Guerre en Ukraine

"Je vous raconte tout, une fois pour toutes", le témoignage bouleversant d'une femme violée par des soldats russes

Par Alain Lechien, sur base d'un reportage en Ukraine de Maurine Mercier

Maurine Mercier est en Ukraine pour la RTBF et elle y a recueilli un témoignage rare qui fait ressentir l’horreur que les femmes et les filles mineures ont vécue à Boutcha. Une mère a accepté de raconter son calvaire pendant deux semaines et demi : des viols continus. Les soldats russes ont pratiquement élu domicile chez elle, sa maison qu’ils ont transformée en enfer. Sa fille a aussi tenu à témoigner. Pour des raisons évidentes, ces témoignages ont été rendus anonymes.

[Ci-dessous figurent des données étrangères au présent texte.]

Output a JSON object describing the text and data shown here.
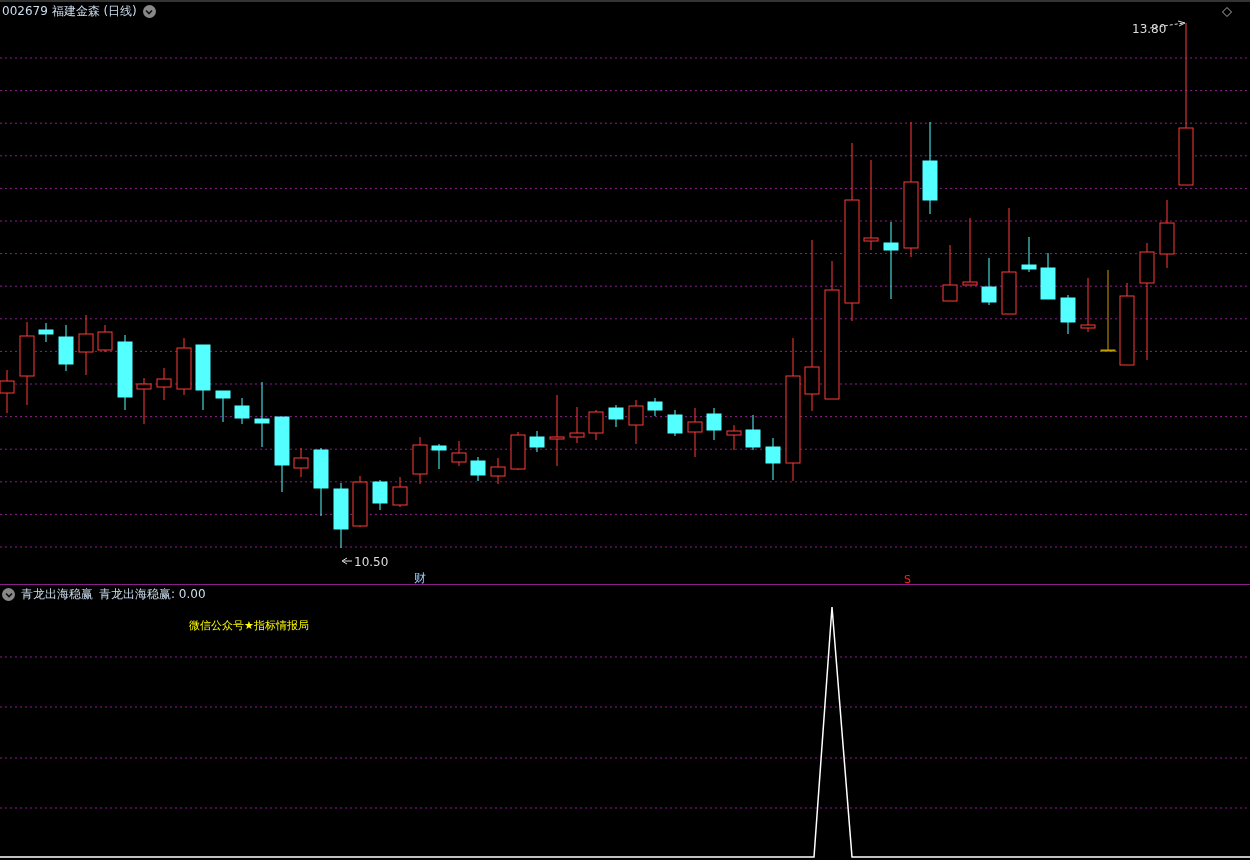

Sur cette photo prise le 02 avril 2022, des corps de civils gisent dans la rue Yablunska à Bucha, au nord-ouest de Kiev, après le retrait de l'armée russe de la ville.
Sur cette photo prise le 02 avril 2022, des corps de civils gisent dans la rue Yablunska à Bucha, au nord-ouest de Kiev, après le retrait de l'armée russe de la ville. © RONALDO SCHEMIDT / AFP

Nous l’appellerons Katarina. Elle a 38 ans. Elle vit dans une petite maison à Boutcha avec sa fille, 13 ans, et sa mère, 75 ans. Sa mère est trop âgée pour fuir. Voilà pourquoi ces trois femmes ont dû faire face, subir l’occupation russe. Elle dit : "Je vous raconte tout. Une fois pour toutes, il faut que les femmes sous occupation russe sachent qui ils sont et de quoi ils sont capables. Il faut que le monde sache". Cette femme dit : "Ce n’est pas à moi d’avoir honte".

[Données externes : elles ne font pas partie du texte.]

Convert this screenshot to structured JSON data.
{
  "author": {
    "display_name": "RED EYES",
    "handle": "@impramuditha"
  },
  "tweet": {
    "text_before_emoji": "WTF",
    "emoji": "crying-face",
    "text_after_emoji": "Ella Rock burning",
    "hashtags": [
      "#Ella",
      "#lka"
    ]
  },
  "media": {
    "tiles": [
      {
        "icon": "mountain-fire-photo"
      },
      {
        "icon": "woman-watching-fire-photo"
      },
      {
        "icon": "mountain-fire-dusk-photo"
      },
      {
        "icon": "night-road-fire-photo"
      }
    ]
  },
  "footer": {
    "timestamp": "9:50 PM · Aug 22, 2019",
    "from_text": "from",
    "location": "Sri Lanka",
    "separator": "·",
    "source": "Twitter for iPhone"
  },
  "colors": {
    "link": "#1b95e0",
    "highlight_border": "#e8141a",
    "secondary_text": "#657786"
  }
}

Tous les jours, ils venaient me violer

Voilà comment commence son histoire : "La première fois qu’ils sont venus, il faisait jour. Ma voisine m’a fait signe pour que je comprenne que je n’avais pas d’autre choix que de les laisser entrer. J’étais terrorisée. Ils pointaient leurs armes sur moi. Ils tiraient en l’air. Je les ai laissés entrer. La nuit, ils sont revenus, ils m’ont demandé de m’agenouiller. Ils m’ont dit 'Ta fille est très belle'. Je les ai suppliés de ne pas la toucher. Je leur ai dit : 'Faites tout ce que vous voulez avec moi, mais ne la touchez pas'. Ils m’ont forcée à leur faire des fellations à tour de rôle. Ça n’en finissait pas. Ils défilaient comme un tapis roulant".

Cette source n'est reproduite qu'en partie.